医学教育、総合診療について気ままに綴ります。

An exploratory university-based cross-sectional study of the prevalence and reporting of mistreatment and student-related factors among Thai medical students (BMC Med Educ 2023)

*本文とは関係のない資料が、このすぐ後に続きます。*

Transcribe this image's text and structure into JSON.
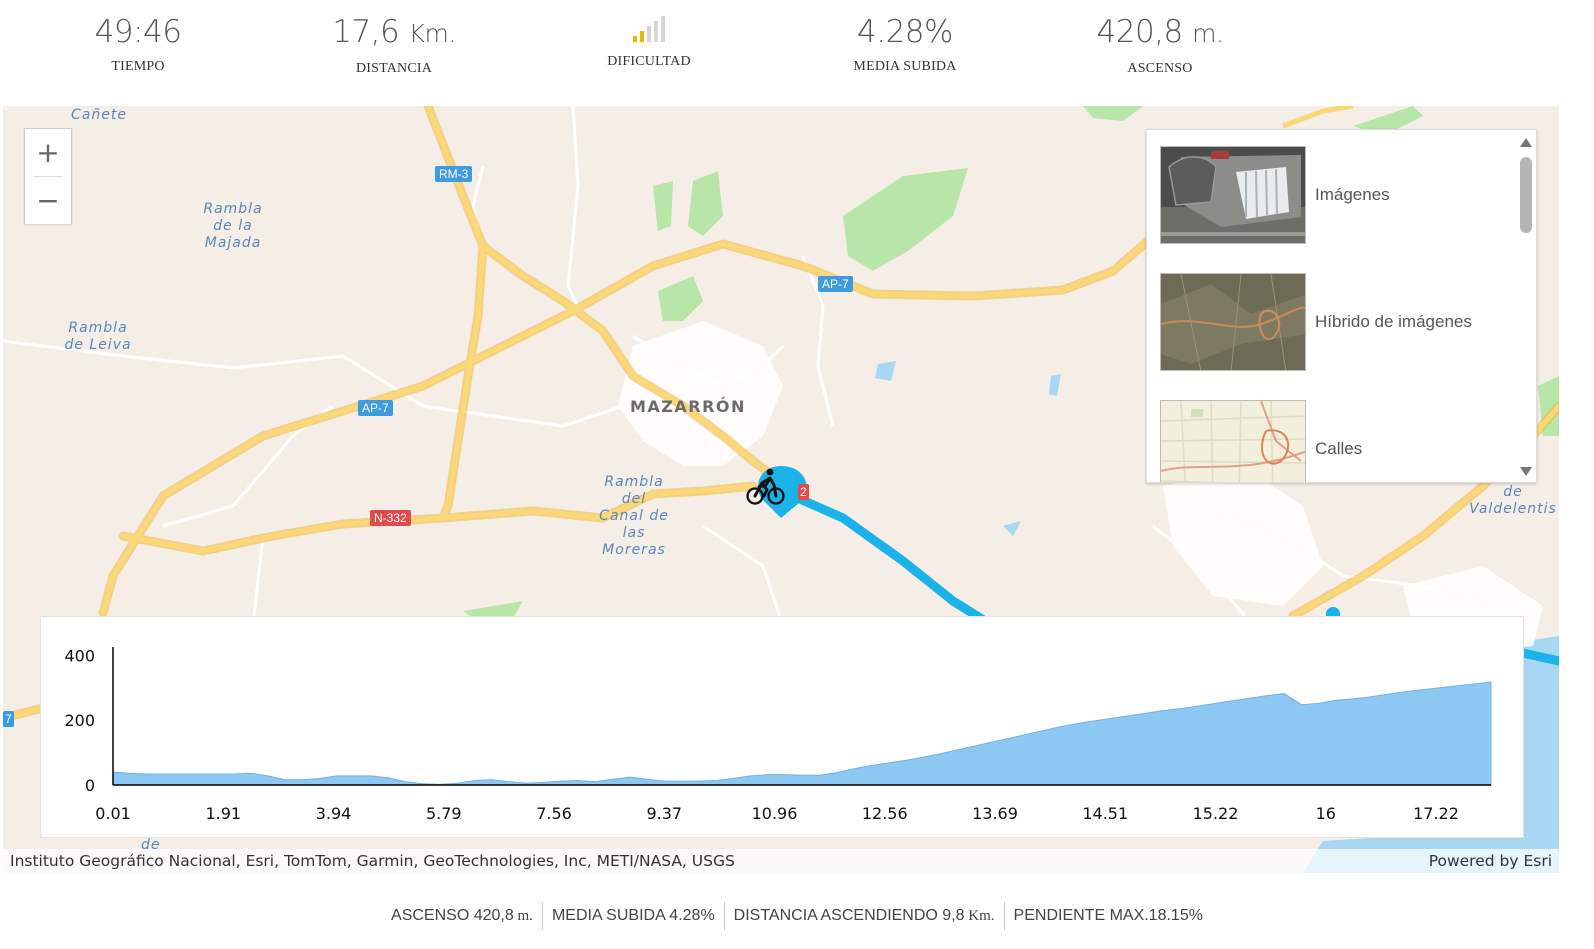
{
  "stats": {
    "tiempo": {
      "value": "49:46",
      "label": "TIEMPO"
    },
    "distancia": {
      "value": "17,6",
      "unit": "Km.",
      "label": "DISTANCIA"
    },
    "dificultad": {
      "label": "DIFICULTAD",
      "level": 2,
      "max": 5,
      "active_color": "#e6b800",
      "inactive_color": "#d6d6d6"
    },
    "media_subida": {
      "value": "4.28%",
      "label": "MEDIA SUBIDA"
    },
    "ascenso": {
      "value": "420,8",
      "unit": "m.",
      "label": "ASCENSO"
    }
  },
  "map": {
    "labels": {
      "canete": "Cañete",
      "rambla_majada": "Rambla de la Majada",
      "rambla_leiva": "Rambla de Leiva",
      "mazarron": "MAZARRÓN",
      "rambla_canal": "Rambla del Canal de las Moreras",
      "valdelentis": "de Valdelentis",
      "de_bottom": "de"
    },
    "shields": {
      "rm3": "RM-3",
      "ap7_a": "AP-7",
      "ap7_b": "AP-7",
      "n332": "N-332",
      "p2": "2",
      "p7": "7"
    },
    "zoom": {
      "in_icon": "plus-icon",
      "out_icon": "minus-icon"
    },
    "basemaps": [
      {
        "title": "Imágenes"
      },
      {
        "title": "Híbrido de imágenes"
      },
      {
        "title": "Calles"
      }
    ],
    "attribution": "Instituto Geográfico Nacional, Esri, TomTom, Garmin, GeoTechnologies, Inc, METI/NASA, USGS",
    "powered_by": "Powered by Esri",
    "colors": {
      "route": "#1ab2e8",
      "highway": "#f5c95c",
      "water": "#a7d7f2",
      "park": "#b8e6a8"
    }
  },
  "chart_data": {
    "type": "area",
    "x_tick_labels": [
      "0.01",
      "1.91",
      "3.94",
      "5.79",
      "7.56",
      "9.37",
      "10.96",
      "12.56",
      "13.69",
      "14.51",
      "15.22",
      "16",
      "17.22"
    ],
    "y_tick_labels": [
      "400",
      "200",
      "0"
    ],
    "ylim": [
      0,
      420
    ],
    "elevation": [
      40,
      36,
      34,
      34,
      34,
      34,
      34,
      34,
      36,
      28,
      16,
      16,
      20,
      28,
      28,
      28,
      22,
      10,
      4,
      2,
      6,
      14,
      16,
      10,
      6,
      8,
      12,
      14,
      10,
      18,
      24,
      18,
      12,
      12,
      12,
      14,
      20,
      28,
      32,
      32,
      30,
      30,
      38,
      50,
      60,
      68,
      76,
      86,
      96,
      108,
      120,
      132,
      144,
      156,
      168,
      180,
      190,
      198,
      206,
      214,
      222,
      230,
      236,
      244,
      252,
      260,
      268,
      276,
      282,
      248,
      252,
      262,
      266,
      272,
      280,
      288,
      294,
      300,
      306,
      312,
      318
    ],
    "fill_color": "#8cc8f2"
  },
  "footer": [
    {
      "label": "ASCENSO 420,8",
      "unit": "m."
    },
    {
      "label": "MEDIA SUBIDA 4.28%",
      "unit": ""
    },
    {
      "label": "DISTANCIA ASCENDIENDO 9,8",
      "unit": "Km."
    },
    {
      "label": "PENDIENTE MAX.18.15%",
      "unit": ""
    }
  ]
}
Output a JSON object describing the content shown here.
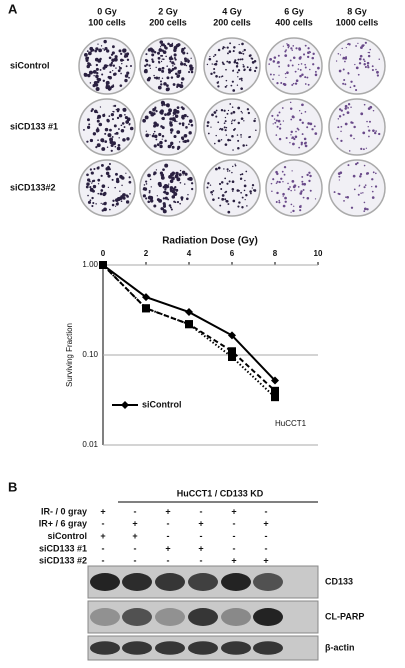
{
  "panel_a": {
    "label": "A",
    "columns": [
      [
        "0 Gy",
        "100 cells"
      ],
      [
        "2 Gy",
        "200 cells"
      ],
      [
        "4 Gy",
        "200 cells"
      ],
      [
        "6 Gy",
        "400 cells"
      ],
      [
        "8 Gy",
        "1000 cells"
      ]
    ],
    "rows": [
      "siControl",
      "siCD133 #1",
      "siCD133#2"
    ]
  },
  "chart_data": {
    "type": "line",
    "title": "Radiation Dose (Gy)",
    "y_label": "Surviving Fraction",
    "annotation": "HuCCT1",
    "x": [
      0,
      2,
      4,
      6,
      8
    ],
    "series": [
      {
        "name": "siControl",
        "color": "#000000",
        "dash": "solid",
        "marker": "diamond",
        "values": [
          1.0,
          0.44,
          0.3,
          0.165,
          0.052
        ]
      },
      {
        "color": "#000000",
        "dash": "dashed",
        "marker": "square",
        "values": [
          1.0,
          0.33,
          0.22,
          0.11,
          0.04
        ]
      },
      {
        "color": "#000000",
        "dash": "dotted",
        "marker": "square",
        "values": [
          1.0,
          0.33,
          0.22,
          0.095,
          0.034
        ]
      }
    ],
    "xlim": [
      0,
      10
    ],
    "xticks": [
      0,
      2,
      4,
      6,
      8,
      10
    ],
    "ylim": [
      0.01,
      1
    ],
    "log_y": true,
    "yticks": [
      {
        "value": 0.01,
        "label": "0.01"
      },
      {
        "value": 0.1,
        "label": "0.10"
      },
      {
        "value": 1,
        "label": "1.00"
      }
    ],
    "grid": true
  },
  "panel_b": {
    "label": "B",
    "title": "HuCCT1 / CD133 KD",
    "conditions": [
      {
        "label": "IR- / 0 gray",
        "signs": [
          "+",
          "-",
          "+",
          "-",
          "+",
          "-"
        ]
      },
      {
        "label": "IR+ / 6 gray",
        "signs": [
          "-",
          "+",
          "-",
          "+",
          "-",
          "+"
        ]
      },
      {
        "label": "siControl",
        "signs": [
          "+",
          "+",
          "-",
          "-",
          "-",
          "-"
        ]
      },
      {
        "label": "siCD133 #1",
        "signs": [
          "-",
          "-",
          "+",
          "+",
          "-",
          "-"
        ]
      },
      {
        "label": "siCD133 #2",
        "signs": [
          "-",
          "-",
          "-",
          "-",
          "+",
          "+"
        ]
      }
    ],
    "blots": [
      "CD133",
      "CL-PARP",
      "β-actin"
    ]
  }
}
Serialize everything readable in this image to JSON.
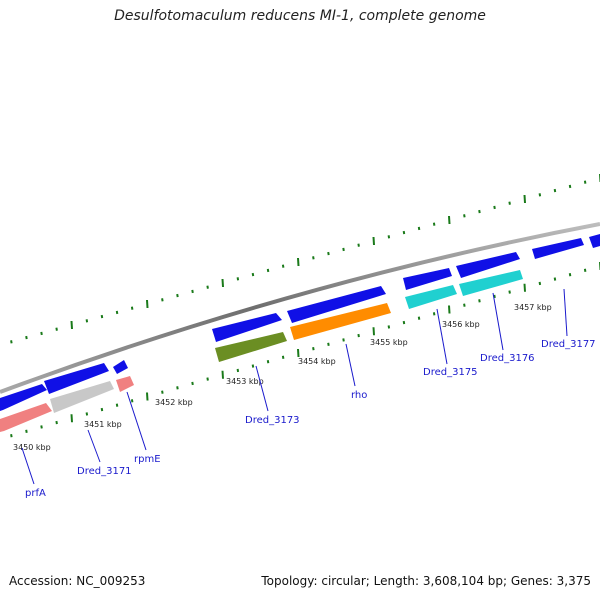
{
  "title": "Desulfotomaculum reducens MI-1, complete genome",
  "accession": "Accession: NC_009253",
  "summary": "Topology: circular; Length: 3,608,104 bp; Genes: 3,375",
  "colors": {
    "backbone": "#8a8a8a",
    "forward_cds": "#1010e6",
    "ticks": "#1a7a1a",
    "gene_label": "#1a1acc"
  },
  "scale_labels": [
    "3450 kbp",
    "3451 kbp",
    "3452 kbp",
    "3453 kbp",
    "3454 kbp",
    "3455 kbp",
    "3456 kbp",
    "3457 kbp"
  ],
  "genes": [
    {
      "name": "prfA",
      "color": "#f08080"
    },
    {
      "name": "Dred_3171",
      "color": "#c8c8c8"
    },
    {
      "name": "rpmE",
      "color": "#f08080"
    },
    {
      "name": "Dred_3173",
      "color": "#6b8e23"
    },
    {
      "name": "rho",
      "color": "#ff8c00"
    },
    {
      "name": "Dred_3175",
      "color": "#20d0d0"
    },
    {
      "name": "Dred_3176",
      "color": "#20d0d0"
    },
    {
      "name": "Dred_3177",
      "color": "#1010e6"
    }
  ]
}
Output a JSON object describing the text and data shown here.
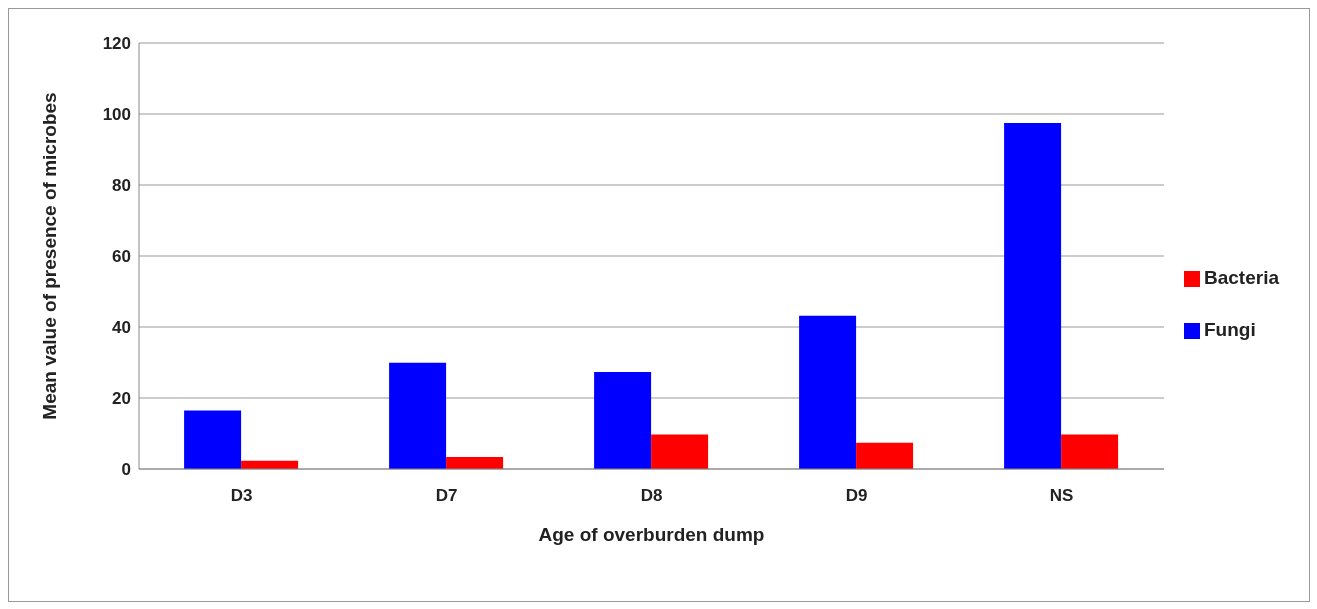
{
  "chart_data": {
    "type": "bar",
    "xlabel": "Age of overburden dump",
    "ylabel": "Mean value of presence of microbes",
    "categories": [
      "D3",
      "D7",
      "D8",
      "D9",
      "NS"
    ],
    "series": [
      {
        "name": "Fungi",
        "color": "#0000ff",
        "values": [
          16.5,
          29.9,
          27.3,
          43.2,
          97.5
        ]
      },
      {
        "name": "Bacteria",
        "color": "#ff0000",
        "values": [
          2.3,
          3.4,
          9.7,
          7.4,
          9.7
        ]
      }
    ],
    "ylim": [
      0,
      120
    ],
    "yticks": [
      0,
      20,
      40,
      60,
      80,
      100,
      120
    ],
    "grid": "y",
    "legend": "right"
  }
}
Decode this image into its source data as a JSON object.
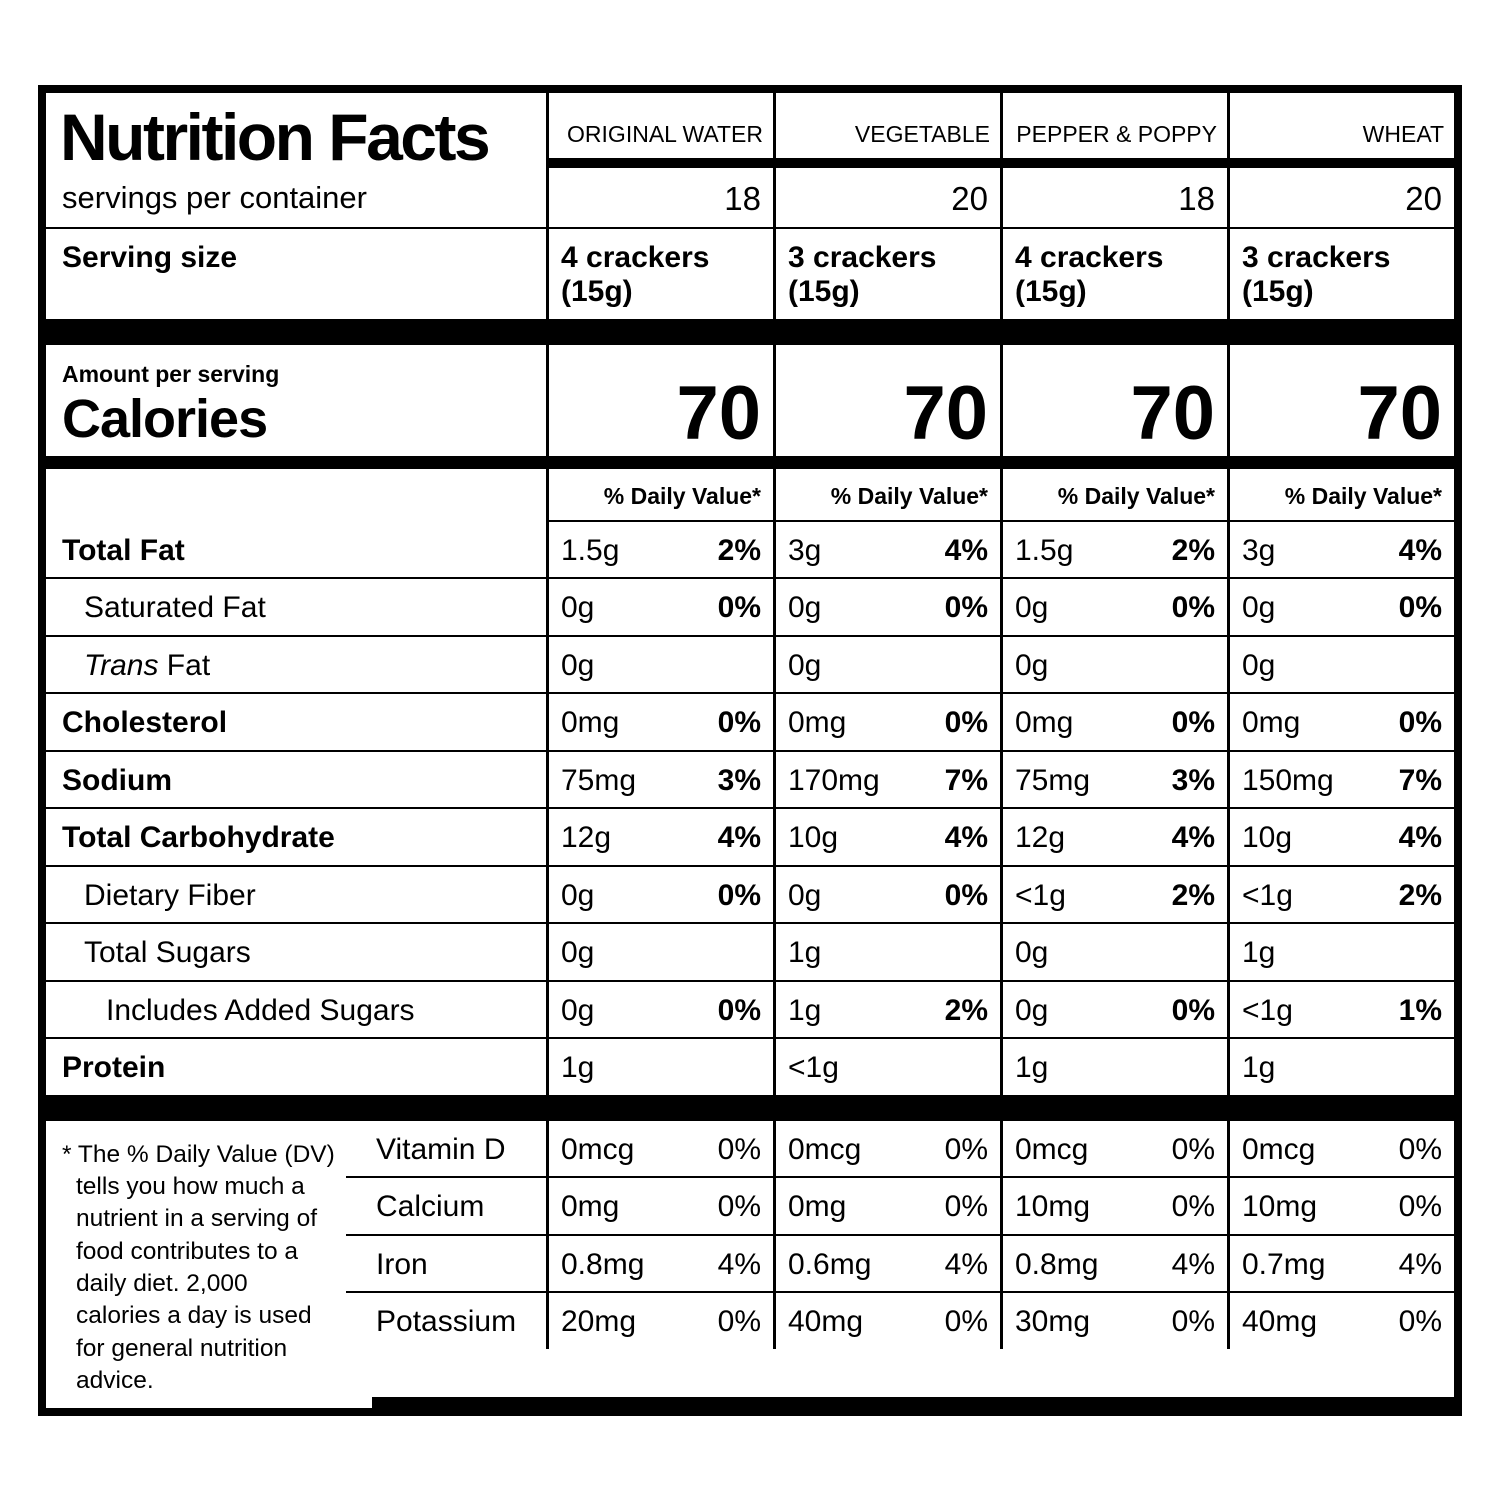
{
  "title": "Nutrition Facts",
  "labels": {
    "servings_per_container": "servings per container",
    "serving_size": "Serving size",
    "amount_per_serving": "Amount per serving",
    "calories": "Calories",
    "daily_value": "% Daily Value*"
  },
  "columns": [
    {
      "name": "ORIGINAL WATER",
      "servings": "18",
      "serving_size": "4 crackers (15g)",
      "calories": "70"
    },
    {
      "name": "VEGETABLE",
      "servings": "20",
      "serving_size": "3 crackers (15g)",
      "calories": "70"
    },
    {
      "name": "PEPPER & POPPY",
      "servings": "18",
      "serving_size": "4 crackers (15g)",
      "calories": "70"
    },
    {
      "name": "WHEAT",
      "servings": "20",
      "serving_size": "3 crackers (15g)",
      "calories": "70"
    }
  ],
  "nutrients": [
    {
      "label": "Total Fat",
      "cols": [
        {
          "amount": "1.5g",
          "dv": "2%"
        },
        {
          "amount": "3g",
          "dv": "4%"
        },
        {
          "amount": "1.5g",
          "dv": "2%"
        },
        {
          "amount": "3g",
          "dv": "4%"
        }
      ]
    },
    {
      "label": "Saturated Fat",
      "cols": [
        {
          "amount": "0g",
          "dv": "0%"
        },
        {
          "amount": "0g",
          "dv": "0%"
        },
        {
          "amount": "0g",
          "dv": "0%"
        },
        {
          "amount": "0g",
          "dv": "0%"
        }
      ]
    },
    {
      "label_italic": "Trans",
      "label": " Fat",
      "cols": [
        {
          "amount": "0g",
          "dv": ""
        },
        {
          "amount": "0g",
          "dv": ""
        },
        {
          "amount": "0g",
          "dv": ""
        },
        {
          "amount": "0g",
          "dv": ""
        }
      ]
    },
    {
      "label": "Cholesterol",
      "cols": [
        {
          "amount": "0mg",
          "dv": "0%"
        },
        {
          "amount": "0mg",
          "dv": "0%"
        },
        {
          "amount": "0mg",
          "dv": "0%"
        },
        {
          "amount": "0mg",
          "dv": "0%"
        }
      ]
    },
    {
      "label": "Sodium",
      "cols": [
        {
          "amount": "75mg",
          "dv": "3%"
        },
        {
          "amount": "170mg",
          "dv": "7%"
        },
        {
          "amount": "75mg",
          "dv": "3%"
        },
        {
          "amount": "150mg",
          "dv": "7%"
        }
      ]
    },
    {
      "label": "Total Carbohydrate",
      "cols": [
        {
          "amount": "12g",
          "dv": "4%"
        },
        {
          "amount": "10g",
          "dv": "4%"
        },
        {
          "amount": "12g",
          "dv": "4%"
        },
        {
          "amount": "10g",
          "dv": "4%"
        }
      ]
    },
    {
      "label": "Dietary Fiber",
      "cols": [
        {
          "amount": "0g",
          "dv": "0%"
        },
        {
          "amount": "0g",
          "dv": "0%"
        },
        {
          "amount": "<1g",
          "dv": "2%"
        },
        {
          "amount": "<1g",
          "dv": "2%"
        }
      ]
    },
    {
      "label": "Total Sugars",
      "cols": [
        {
          "amount": "0g",
          "dv": ""
        },
        {
          "amount": "1g",
          "dv": ""
        },
        {
          "amount": "0g",
          "dv": ""
        },
        {
          "amount": "1g",
          "dv": ""
        }
      ]
    },
    {
      "label": "Includes Added Sugars",
      "cols": [
        {
          "amount": "0g",
          "dv": "0%"
        },
        {
          "amount": "1g",
          "dv": "2%"
        },
        {
          "amount": "0g",
          "dv": "0%"
        },
        {
          "amount": "<1g",
          "dv": "1%"
        }
      ]
    },
    {
      "label": "Protein",
      "cols": [
        {
          "amount": "1g",
          "dv": ""
        },
        {
          "amount": "<1g",
          "dv": ""
        },
        {
          "amount": "1g",
          "dv": ""
        },
        {
          "amount": "1g",
          "dv": ""
        }
      ]
    }
  ],
  "vitamins": [
    {
      "label": "Vitamin D",
      "cols": [
        {
          "amount": "0mcg",
          "dv": "0%"
        },
        {
          "amount": "0mcg",
          "dv": "0%"
        },
        {
          "amount": "0mcg",
          "dv": "0%"
        },
        {
          "amount": "0mcg",
          "dv": "0%"
        }
      ]
    },
    {
      "label": "Calcium",
      "cols": [
        {
          "amount": "0mg",
          "dv": "0%"
        },
        {
          "amount": "0mg",
          "dv": "0%"
        },
        {
          "amount": "10mg",
          "dv": "0%"
        },
        {
          "amount": "10mg",
          "dv": "0%"
        }
      ]
    },
    {
      "label": "Iron",
      "cols": [
        {
          "amount": "0.8mg",
          "dv": "4%"
        },
        {
          "amount": "0.6mg",
          "dv": "4%"
        },
        {
          "amount": "0.8mg",
          "dv": "4%"
        },
        {
          "amount": "0.7mg",
          "dv": "4%"
        }
      ]
    },
    {
      "label": "Potassium",
      "cols": [
        {
          "amount": "20mg",
          "dv": "0%"
        },
        {
          "amount": "40mg",
          "dv": "0%"
        },
        {
          "amount": "30mg",
          "dv": "0%"
        },
        {
          "amount": "40mg",
          "dv": "0%"
        }
      ]
    }
  ],
  "footnote": "* The % Daily Value (DV) tells you how much a nutrient in a serving of food contributes to a daily diet. 2,000 calories a day is used for general nutrition advice."
}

Naothavorn W, Puranitee P, Kaewpila W, Sumrithe S, Heeneman S, van Mook WNKA, Busari JO. An exploratory university-based cross-sectional study of the prevalence and reporting of mistreatment and student-related factors among Thai medical students. BMC Med Educ. 2023;23:473.

背景:不当な扱い (mistreatment)とは、他者の尊厳を軽んじる行動である。不当な扱いは意図的である場合と意図的でない場合があり、学習過程やウェルビーイングを阻害する可能性がある。本研究では、タイの医学生における不当な扱いの有病率と特徴、不当な扱いの報告、学生に関連する要因、およびその結果について調査した。

方法:我々はまず、品質分析を伴う順・逆翻訳プロセスを用いて、タイ語版のClinical Workplace Learning Negative Acts Questionnaire-Revised(NAQ-R)を作成した。デザインは、タイ語Clinical Workplace Learning NAQ-R、タイ語マスラックバーンアウト目録-学生調査、タイ語患者健康調査票(うつ病リスク評価)、人口統計学的情報、不当な扱いの特徴、不当な扱いの報告、関連要因、結果を用いた横断的調査研究とした。多変量分散分析を用いた記述分析および相関分析を行った。

結果:合計681名の医学生(女性52.4%、臨床学年54.6%)がアンケートに回答した(回答率79.1%)。タイのClinical Workplace Learning NAQ-Rの信頼性は高く(クロンバックα 0.922)、高い一致率(83.9%)を示した。ほとんどの参加者(n = 510、74.5%)は、不当な扱いを経験したことがあると報告した。最も一般的な不当な扱いのタイプは、職場での学習に関連したいじめ(67.7%)であり、最も一般的な発生源は、attending staffや教師(31.6%)であった。前臨床医学生を虐待した者は、上級生または同級生が最も多かった(25.9%)。臨床医学生に不当な扱いをした最も一般的な者は、attending staff(57.5%)であった。このような不当な扱いを他人に報告した学生はわずか56人(8.2%)であった。学生の学年は、職場での学習に関連したいじめと有意に関連していた(r=0.261、p<0.001)。うつ病および燃え尽き症候群のリスクは、人に関連したいじめと有意に関連していた(うつ病:r=0.20、p<0.001、燃え尽き症候群:r=0.20、p=0.012)。人に関連したいじめを経験した学生は、同僚との衝突や口論、合理的な理由なく授業や仕事を欠席すること、他人を酷使することに関する、専門職としてふさわしくない行動報告の対象となることが多かった。

結論:医学生に対する不当な扱いはメディカルスクールにおいて顕著であり、うつ病燃え尽き症候群のリスク、非専門的行動のリスクと関連していた。